DAY SIX … God said, “Let the earth bring forth the living creature according to its kind; cattle and creeping thing and beast of the earth, each according to its kind,” (Gen. 1:24-25)

This Hebrew word for living creatures is “nephesh” (breathing creature). The Hebrew word for beast is “bhemah” (four legged), and the Hebrew word for creeping thing is “remes” (crawling rapidly) God also filled the land areas with bountiful life, again in preparation for the coming of the most important object of His creation, the human race.

Then God said … “Let Us make man in Our image, according to Our likeness; let them have dominion over the fish of the sea, over the birds of the air, and over the cattle, over all the earth and over every creeping thing that creeps on the earth.” (Gen. 1:26-31) Man indeed inherited all that God had created for him. In Genesis 2:19-20 we are told that God brought all the cattle, birds, and the beast of the field to Adam, and Adam apparently already had the linguistic capacity to give them all names.
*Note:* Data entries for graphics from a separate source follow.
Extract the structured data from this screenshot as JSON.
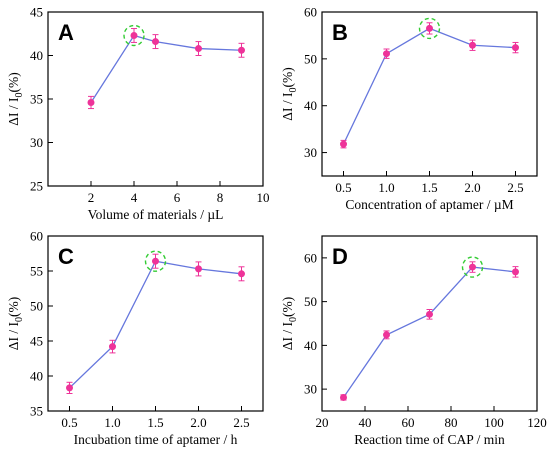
{
  "colors": {
    "line": "#6677dd",
    "marker": "#ee3399",
    "highlight": "#33cc33"
  },
  "chart_data": [
    {
      "type": "line",
      "panel": "A",
      "xlabel": "Volume of  materials / µL",
      "ylabel_main": "ΔI  /  I",
      "ylabel_sub": "0",
      "ylabel_tail": "(%)",
      "xlim": [
        0,
        10
      ],
      "ylim": [
        25,
        45
      ],
      "xticks": [
        "2",
        "4",
        "6",
        "8",
        "10"
      ],
      "yticks": [
        "25",
        "30",
        "35",
        "40",
        "45"
      ],
      "x": [
        2,
        4,
        5,
        7,
        9
      ],
      "y": [
        34.6,
        42.3,
        41.6,
        40.8,
        40.6
      ],
      "error": [
        0.7,
        0.8,
        0.8,
        0.8,
        0.8
      ],
      "highlight_index": 1
    },
    {
      "type": "line",
      "panel": "B",
      "xlabel": "Concentration of aptamer / µM",
      "ylabel_main": "ΔI  /  I",
      "ylabel_sub": "0",
      "ylabel_tail": "(%)",
      "xlim": [
        0.25,
        2.75
      ],
      "ylim": [
        25,
        60
      ],
      "xticks": [
        "0.5",
        "1.0",
        "1.5",
        "2.0",
        "2.5"
      ],
      "yticks": [
        "30",
        "40",
        "50",
        "60"
      ],
      "x": [
        0.5,
        1.0,
        1.5,
        2.0,
        2.5
      ],
      "y": [
        31.8,
        51.1,
        56.5,
        52.9,
        52.4
      ],
      "error": [
        0.8,
        1.0,
        1.2,
        1.1,
        1.1
      ],
      "highlight_index": 2
    },
    {
      "type": "line",
      "panel": "C",
      "xlabel": "Incubation time of aptamer / h",
      "ylabel_main": "ΔI  /  I",
      "ylabel_sub": "0",
      "ylabel_tail": "(%)",
      "xlim": [
        0.25,
        2.75
      ],
      "ylim": [
        35,
        60
      ],
      "xticks": [
        "0.5",
        "1.0",
        "1.5",
        "2.0",
        "2.5"
      ],
      "yticks": [
        "35",
        "40",
        "45",
        "50",
        "55",
        "60"
      ],
      "x": [
        0.5,
        1.0,
        1.5,
        2.0,
        2.5
      ],
      "y": [
        38.3,
        44.2,
        56.4,
        55.3,
        54.6
      ],
      "error": [
        0.8,
        0.9,
        1.0,
        1.0,
        1.0
      ],
      "highlight_index": 2
    },
    {
      "type": "line",
      "panel": "D",
      "xlabel": "Reaction time of CAP / min",
      "ylabel_main": "ΔI  /  I",
      "ylabel_sub": "0",
      "ylabel_tail": "(%)",
      "xlim": [
        20,
        120
      ],
      "ylim": [
        25,
        65
      ],
      "xticks": [
        "20",
        "40",
        "60",
        "80",
        "100",
        "120"
      ],
      "yticks": [
        "30",
        "40",
        "50",
        "60"
      ],
      "x": [
        30,
        50,
        70,
        90,
        110
      ],
      "y": [
        28.1,
        42.4,
        47.1,
        57.9,
        56.8
      ],
      "error": [
        0.6,
        0.9,
        1.1,
        1.2,
        1.2
      ],
      "highlight_index": 3
    }
  ]
}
One of the most amazing things about the actual creation of man (Adam) is some additional information that is given to us in Genesis chapter 2. Genesis 2:7 states that God actually formed man out of the dust of the ground, and breathed into his nostrils the breath of life; and man became a living being. We are told in Ecclesiastes 12:7, that when man dies his flesh returns to the ground, but his spirit returns to the God who breathed that breath of life into him in the first place. (Psa. 104:29)

DAY SEVEN God rested on the seventh day. (Gen. 2:1-4)


There are more than 145 verses in the Bible that speak of God being the creator of the heavens and the earth. Listed below are many verses throughout the Bible that mention God as creator.

(Exo. 31:17; Deut. 10:14; 2 Kgs. 19:15; 1 Chron. 16:26; 2 Chron. 2:12; Neh. 9:6; Job 28:23-27; Psa. 8:3, 33:6-9, 89:11-12, 95:3-5, 96:5, 100:3, 102:25, 104:1-9, 115:15-16, 121:2, 124:8, 134:3, 136:5-9, 139:13-16, 148:4-6, Prov. 3:19, 8:22-29; Isa. 37:16, 42:5, 43:5-7, 44:24, 45:11-12 & 18, Jer. 10:10-13, 27:5, 32:17, 51:15; Jnh. 1:9; Matt. 19:4; John 1:1-3, & 10; Acts 14:15, 17:24-26; Col. 1:16; Heb. 1:10; Rev. 10:6; 14:7.)